Friday, November 05, 2004

Welcome back, DLC

Your intrepid prestidigitator told you the Bill Clinton era Democratic Leadership Council would return and they have. Andrei Cherny, author of "The Next Deal" (a book effusively praised by Newt Gingrich), writes in the NYT about why the Dems lost the last two big elections. He's not settling for the easy stuff like a sighing Al Gore, either. Check this out:

"Democrats have a collection of policy positions that are sensible and right. John Kerry made this very clear. What we don't have, and what we sorely need, is what President George H. W. Bush so famously derided as "the vision thing" - a worldview that makes a thematic argument about where America is headed and where we want to take it.

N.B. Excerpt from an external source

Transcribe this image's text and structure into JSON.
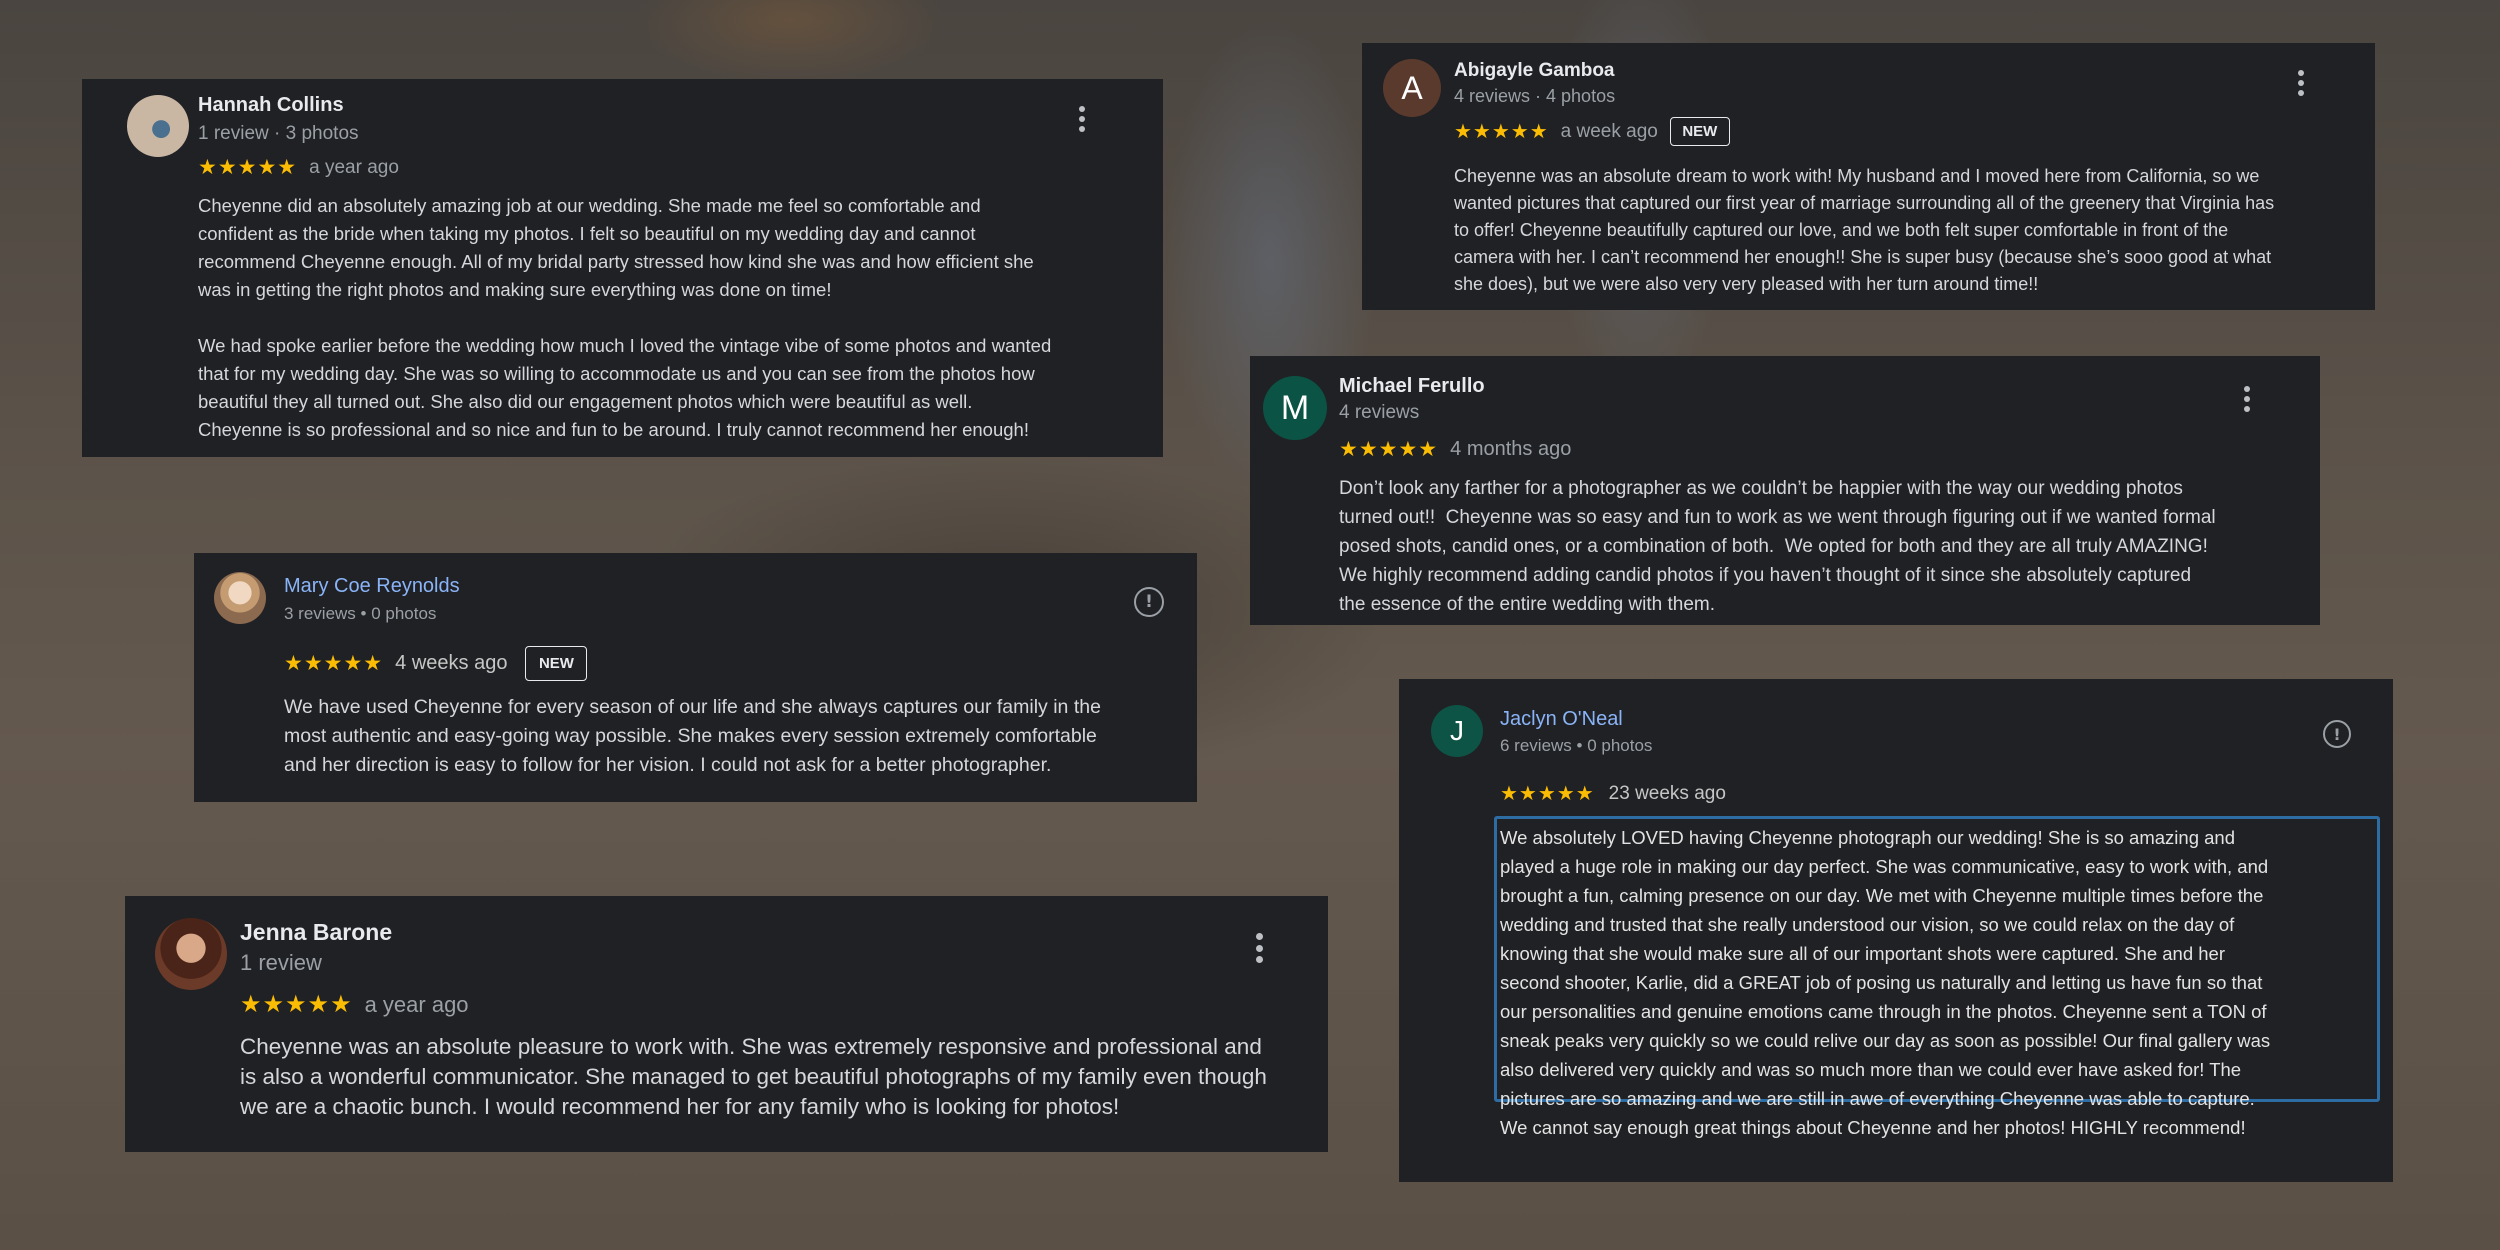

"For most of the 20th century, Democrats had a bold vision: we would use government programs to make Americans' lives more stable and secure. In 1996, President Clinton told us this age had passed, that "the era of big government is over." He was right - the world had changed. But the party has not answered the basic question: What comes next?"

Cherny is right about the question of vision and thematic argument. The Democratic party has been in need of a good soul search ever since McGovern won the nomination in 1972. The social issues cost them a large part of their natural constituency. If they turn right, even halfway, on abortion, gay marriage, religion in the public square, and national defense, they'll prove extraordinarily difficult to defeat.